In a previous blog, see here, the initial injunction application restraining the BBC from publishing the identity of a well-known individual accused of serious sexual offences before he was charged.
A part of the initial injunction application was heard in private and there were restrictions put in place preventing access to the witness evidence on the Court file. Notwithstanding the restrictions in place on the Court file, the Civil Court rules provide that a witness statement exchanged in civil proceedings cannot be used for any purpose other than the Court proceedings in which they are served unless:
- The witness consents in writing to the alternate use;
- The Court gives permission for the alternate use; or
- The witness statement has been put in evidence in a hearing held in public.
The Claimant wished to make use of the witness statement deployed by the journalist at the BBC for the purpose of defending the injunction application initially pursued by the Claimant for the purposes of making submissions to the Police and the CPS with a view to deterring a decision to charge him for the offences that he is accused of.
As the initial hearing was heard in private, the third of the criteria set out above does not apply.
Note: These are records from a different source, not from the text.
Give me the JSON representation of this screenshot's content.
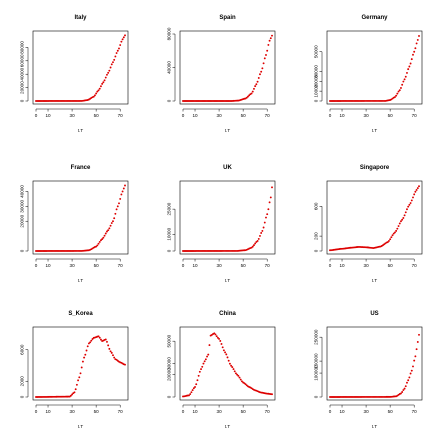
{
  "chart_data": [
    {
      "type": "scatter",
      "title": "Italy",
      "xlabel": "t.T",
      "ylabel": "",
      "xlim": [
        0,
        74
      ],
      "ylim": [
        0,
        100000
      ],
      "xticks": [
        0,
        10,
        30,
        50,
        70
      ],
      "yticks": [
        0,
        20000,
        40000,
        60000,
        80000
      ],
      "color": "#dd0000",
      "key_points": [
        [
          0,
          0
        ],
        [
          38,
          100
        ],
        [
          43,
          1500
        ],
        [
          48,
          6500
        ],
        [
          52,
          16000
        ],
        [
          56,
          28000
        ],
        [
          60,
          42000
        ],
        [
          64,
          58000
        ],
        [
          68,
          75000
        ],
        [
          72,
          92000
        ],
        [
          74,
          98000
        ]
      ]
    },
    {
      "type": "scatter",
      "title": "Spain",
      "xlabel": "t.T",
      "ylabel": "",
      "xlim": [
        0,
        74
      ],
      "ylim": [
        0,
        80000
      ],
      "xticks": [
        0,
        10,
        30,
        50,
        70
      ],
      "yticks": [
        0,
        40000,
        80000
      ],
      "color": "#dd0000",
      "key_points": [
        [
          0,
          0
        ],
        [
          40,
          0
        ],
        [
          46,
          500
        ],
        [
          52,
          3000
        ],
        [
          57,
          9000
        ],
        [
          61,
          20000
        ],
        [
          65,
          35000
        ],
        [
          69,
          55000
        ],
        [
          72,
          72000
        ],
        [
          74,
          78000
        ]
      ]
    },
    {
      "type": "scatter",
      "title": "Germany",
      "xlabel": "t.T",
      "ylabel": "",
      "xlim": [
        0,
        74
      ],
      "ylim": [
        0,
        68000
      ],
      "xticks": [
        0,
        10,
        30,
        50,
        70
      ],
      "yticks": [
        0,
        10000,
        20000,
        30000,
        50000
      ],
      "color": "#dd0000",
      "key_points": [
        [
          0,
          0
        ],
        [
          46,
          100
        ],
        [
          50,
          1000
        ],
        [
          54,
          4000
        ],
        [
          58,
          11000
        ],
        [
          62,
          22000
        ],
        [
          66,
          35000
        ],
        [
          70,
          50000
        ],
        [
          73,
          62000
        ],
        [
          74,
          66000
        ]
      ]
    },
    {
      "type": "scatter",
      "title": "France",
      "xlabel": "t.T",
      "ylabel": "",
      "xlim": [
        0,
        74
      ],
      "ylim": [
        0,
        45000
      ],
      "xticks": [
        0,
        10,
        30,
        50,
        70
      ],
      "yticks": [
        0,
        20000,
        30000,
        40000
      ],
      "color": "#dd0000",
      "key_points": [
        [
          0,
          0
        ],
        [
          38,
          50
        ],
        [
          44,
          500
        ],
        [
          50,
          3000
        ],
        [
          55,
          8000
        ],
        [
          60,
          14000
        ],
        [
          64,
          20000
        ],
        [
          68,
          30000
        ],
        [
          72,
          40000
        ],
        [
          74,
          44000
        ]
      ]
    },
    {
      "type": "scatter",
      "title": "UK",
      "xlabel": "t.T",
      "ylabel": "",
      "xlim": [
        0,
        74
      ],
      "ylim": [
        0,
        40000
      ],
      "xticks": [
        0,
        10,
        30,
        50,
        70
      ],
      "yticks": [
        0,
        10000,
        25000
      ],
      "color": "#dd0000",
      "key_points": [
        [
          0,
          0
        ],
        [
          45,
          50
        ],
        [
          52,
          500
        ],
        [
          57,
          2000
        ],
        [
          62,
          6000
        ],
        [
          66,
          12000
        ],
        [
          70,
          22000
        ],
        [
          73,
          32000
        ],
        [
          74,
          38000
        ]
      ]
    },
    {
      "type": "scatter",
      "title": "Singapore",
      "xlabel": "t.T",
      "ylabel": "",
      "xlim": [
        0,
        74
      ],
      "ylim": [
        0,
        900
      ],
      "xticks": [
        0,
        10,
        30,
        50,
        70
      ],
      "yticks": [
        0,
        200,
        600
      ],
      "color": "#dd0000",
      "key_points": [
        [
          0,
          10
        ],
        [
          10,
          30
        ],
        [
          18,
          45
        ],
        [
          24,
          55
        ],
        [
          30,
          50
        ],
        [
          36,
          40
        ],
        [
          42,
          60
        ],
        [
          48,
          120
        ],
        [
          54,
          250
        ],
        [
          60,
          420
        ],
        [
          66,
          620
        ],
        [
          72,
          820
        ],
        [
          74,
          870
        ]
      ]
    },
    {
      "type": "scatter",
      "title": "S_Korea",
      "xlabel": "t.T",
      "ylabel": "",
      "xlim": [
        0,
        74
      ],
      "ylim": [
        0,
        8500
      ],
      "xticks": [
        0,
        10,
        30,
        50,
        70
      ],
      "yticks": [
        0,
        2000,
        6000
      ],
      "color": "#dd0000",
      "key_points": [
        [
          0,
          0
        ],
        [
          28,
          50
        ],
        [
          32,
          600
        ],
        [
          36,
          2500
        ],
        [
          40,
          5000
        ],
        [
          44,
          6800
        ],
        [
          48,
          7500
        ],
        [
          52,
          7700
        ],
        [
          55,
          7100
        ],
        [
          58,
          7300
        ],
        [
          62,
          5800
        ],
        [
          66,
          4800
        ],
        [
          70,
          4400
        ],
        [
          74,
          4100
        ]
      ]
    },
    {
      "type": "scatter",
      "title": "China",
      "xlabel": "t.T",
      "ylabel": "",
      "xlim": [
        0,
        74
      ],
      "ylim": [
        0,
        60000
      ],
      "xticks": [
        0,
        10,
        30,
        50,
        70
      ],
      "yticks": [
        0,
        20000,
        30000,
        50000
      ],
      "color": "#dd0000",
      "key_points": [
        [
          0,
          500
        ],
        [
          5,
          1500
        ],
        [
          10,
          9000
        ],
        [
          15,
          25000
        ],
        [
          18,
          32000
        ],
        [
          21,
          38000
        ],
        [
          23,
          55000
        ],
        [
          26,
          57000
        ],
        [
          30,
          52000
        ],
        [
          35,
          40000
        ],
        [
          40,
          28000
        ],
        [
          45,
          20000
        ],
        [
          50,
          13000
        ],
        [
          55,
          9000
        ],
        [
          60,
          6000
        ],
        [
          65,
          4000
        ],
        [
          70,
          3000
        ],
        [
          74,
          2500
        ]
      ]
    },
    {
      "type": "scatter",
      "title": "US",
      "xlabel": "t.T",
      "ylabel": "",
      "xlim": [
        0,
        74
      ],
      "ylim": [
        0,
        280000
      ],
      "xticks": [
        0,
        10,
        30,
        50,
        70
      ],
      "yticks": [
        0,
        100000,
        150000,
        250000
      ],
      "color": "#dd0000",
      "key_points": [
        [
          0,
          0
        ],
        [
          50,
          500
        ],
        [
          55,
          3000
        ],
        [
          59,
          15000
        ],
        [
          62,
          35000
        ],
        [
          65,
          70000
        ],
        [
          68,
          110000
        ],
        [
          71,
          170000
        ],
        [
          73,
          230000
        ],
        [
          74,
          260000
        ]
      ]
    }
  ]
}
The BBC was consulted and the journalist refused consent. The Claimant was therefore left with no alternative but to make a Court application for permission to rely upon the said document.
In dismissing the Claimant’s application and therefore refusing permission to rely upon the witness statement for a collateral purpose, Mrs Justice Collins Rice summarised her findings as follows:
“58. The problem with the Claimant’s application in these circumstances is timing, or prematurity. I cannot proceed on the basis that the police/CPS might act unfairly. I have no evidential basis which could possibly support that premise. Nor can I proceed, for the same reason, on the basis that their current timetable for progressing this issue is otherwise than what it properly needs to be. The Claimant’s opportunity to seek to make representations on the basis of the June WS…properly comes after the criminal procedure relating to the June WS has taken its course, and the interests of the criminal law enforcement agencies in having it for their own purposes have been determined.
59. The Claimant’s application is not, on a proper analysis, simply about the removal of a barrier to making representations in the criminal proceedings, that barrier having been imposed in his own interests in the first place. It also necessarily touches on the obtaining by legal compulsion, and use, by the agencies of law enforcement, of the June WS, against the wishes of the journalist who made it, and in circumstances in which journalistic objections, which have prima facie substance, have been raised.
That is a set of circumstances for which Parliament has specifically provided in the PACE production order regime. That is a regime with which the agencies have said they now intend to engage (unless, it may be inferred, they decide for other reasons not to charge the Claimant). That is also a regime which builds in careful protections not only for journalism but also for suspects, complainants and potential witnesses, and in which the fair conduct of continuing and future criminal proceedings is of the essence.
I have been given no good reason to determine the present application in the Claimant’s favour now, while that process remains active. On the contrary, it is plainly in the interests of justice for the criminal processes to continue to take their course without interference. That, as I have already said, was the central pillar and purpose of the decision I took last June, and it should be no surprise that it remains front and centre of this decision.”
Comment
This judgment is a stark reminder that permission will not be given to rely upon witness statements for a collateral purpose without very exceptional circumstances and sufficient evidence being provided in support of the application to persuade the presiding judge that the reasons given are entirely sustainable.